Ep. 37 - Recession Proof your Life

The markets and the world have been volatile as of late. Wednesday alone brought 5-10% swings in some stocks, as the Federal Reserve closed out their meetings in the afternoon. As per usual, the debt ceiling increased another $2T and tapering ‘may’ happen in 2022 at three different intervals. So basically, nothing happened, and we can just continue printing money and acting like it’s all okay.

However, it’s easy to get caught up in the hype – becoming euphoric when your investments are flying, and stingy when they seem to be going to zero. But the reality is this: your investments will go up and down in the short-term, and gradually increase over the long-term [if you hold quality companies]. But there will inevitably be another recession similar to 2008, and potentially even more severe. So, we must be prepared but also not paranoid. Tough balance – so how’s it done? Here's what I'm aiming for.

A portfolio of small bets.

I’ve been giving this a lot of thought lately. I don’t want to touch my investments for years, while continually adding to them weekly/monthly, and affording a comfortable and fun lifestyle. The best solution I’ve landed on is this: accumulating a portfolio of small bets and having strong cash-flowing businesses. This creates anti-fragility. If one business fails – so what? You have income coming from another project. Numerous projects, with numerous income streams is the goal.
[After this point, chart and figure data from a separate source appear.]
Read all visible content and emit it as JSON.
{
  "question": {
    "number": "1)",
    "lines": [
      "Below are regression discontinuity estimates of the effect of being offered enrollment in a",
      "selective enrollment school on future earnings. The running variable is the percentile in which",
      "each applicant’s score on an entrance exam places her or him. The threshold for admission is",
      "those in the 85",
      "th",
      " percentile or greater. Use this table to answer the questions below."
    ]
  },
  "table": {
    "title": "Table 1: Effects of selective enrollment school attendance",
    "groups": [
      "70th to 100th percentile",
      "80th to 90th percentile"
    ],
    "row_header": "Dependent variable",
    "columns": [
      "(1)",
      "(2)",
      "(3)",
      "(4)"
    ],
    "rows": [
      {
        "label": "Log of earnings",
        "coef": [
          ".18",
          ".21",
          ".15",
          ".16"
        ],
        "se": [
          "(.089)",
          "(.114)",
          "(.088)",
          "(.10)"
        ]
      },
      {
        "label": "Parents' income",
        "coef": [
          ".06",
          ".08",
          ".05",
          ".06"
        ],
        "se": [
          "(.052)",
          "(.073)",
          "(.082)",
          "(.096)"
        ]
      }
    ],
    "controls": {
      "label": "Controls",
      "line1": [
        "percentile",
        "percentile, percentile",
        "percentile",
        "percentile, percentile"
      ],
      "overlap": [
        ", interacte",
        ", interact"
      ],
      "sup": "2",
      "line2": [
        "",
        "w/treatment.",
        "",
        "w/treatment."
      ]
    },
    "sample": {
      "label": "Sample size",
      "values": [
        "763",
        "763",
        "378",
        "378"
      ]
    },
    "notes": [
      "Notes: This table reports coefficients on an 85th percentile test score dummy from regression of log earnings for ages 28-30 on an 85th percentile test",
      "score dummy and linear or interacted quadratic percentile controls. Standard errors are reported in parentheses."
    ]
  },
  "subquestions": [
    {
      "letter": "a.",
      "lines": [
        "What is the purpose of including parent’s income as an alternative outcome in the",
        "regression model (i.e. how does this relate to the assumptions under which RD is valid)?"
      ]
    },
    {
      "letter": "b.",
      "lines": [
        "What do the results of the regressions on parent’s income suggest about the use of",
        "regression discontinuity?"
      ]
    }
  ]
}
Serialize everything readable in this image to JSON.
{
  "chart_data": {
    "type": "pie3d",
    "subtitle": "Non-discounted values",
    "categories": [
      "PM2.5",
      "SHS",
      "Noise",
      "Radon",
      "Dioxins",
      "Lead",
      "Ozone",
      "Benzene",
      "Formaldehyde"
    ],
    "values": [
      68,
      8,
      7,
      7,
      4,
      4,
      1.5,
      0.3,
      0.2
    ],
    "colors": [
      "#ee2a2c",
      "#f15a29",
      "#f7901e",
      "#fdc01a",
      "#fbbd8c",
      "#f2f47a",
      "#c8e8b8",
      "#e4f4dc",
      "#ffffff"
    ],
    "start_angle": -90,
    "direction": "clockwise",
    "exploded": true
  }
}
Income isn’t tied to one company or one industry, it’s varied. This can be a product of numerous clients, numerous projects [SaaS projects for example], options trading, private investments, etc.

This is the main reason I’ve decided to learn how to code. The idea of creating income through projects that I can build is invigorating. It also lowers the stakes. You don’t need venture funding and $100k of savings to launch a website. A portfolio of small bets may look something like this:

  • Freelance Clients [3-5 different ones]: $15-20k/monthly
  • Options trading: $2,500/monthly
  • Project 1: $500/monthly
  • Project 2: $4,500/monthly

It’s robust and recession proof. If one goes bust, I still have another income stream. Plus, it allows for more accumulation of pre-tax dollars to invest freely in asymmetric opportunities.

Inflation proof.

Further, the best way to beat inflation is to have a cash-flowing business. It’s hard to ask for a 15% raise annually from an employer, however raising prices on your services and/or product en masse is standard. Plus, if you’re delivering quality services and/or products your customers will not care – trust me. This extra income can then be diverted into inflation resistant assets such as Bitcoin, quality stocks, and real estate, which create more cash-flow. And so, the fly-wheel continues.

Closing.

I think too many people think of starting a business as this daunting and be-all-end-all way of life. Of course, if you poured your life savings and took on major debt to make a project work and it failed, that would be devastating. However, the better option is to just start shipping a product/service and see if it sticks. If so, great. If not, no problem because you spent a couple months working on it, only a few hundred dollars, and you learned something from it.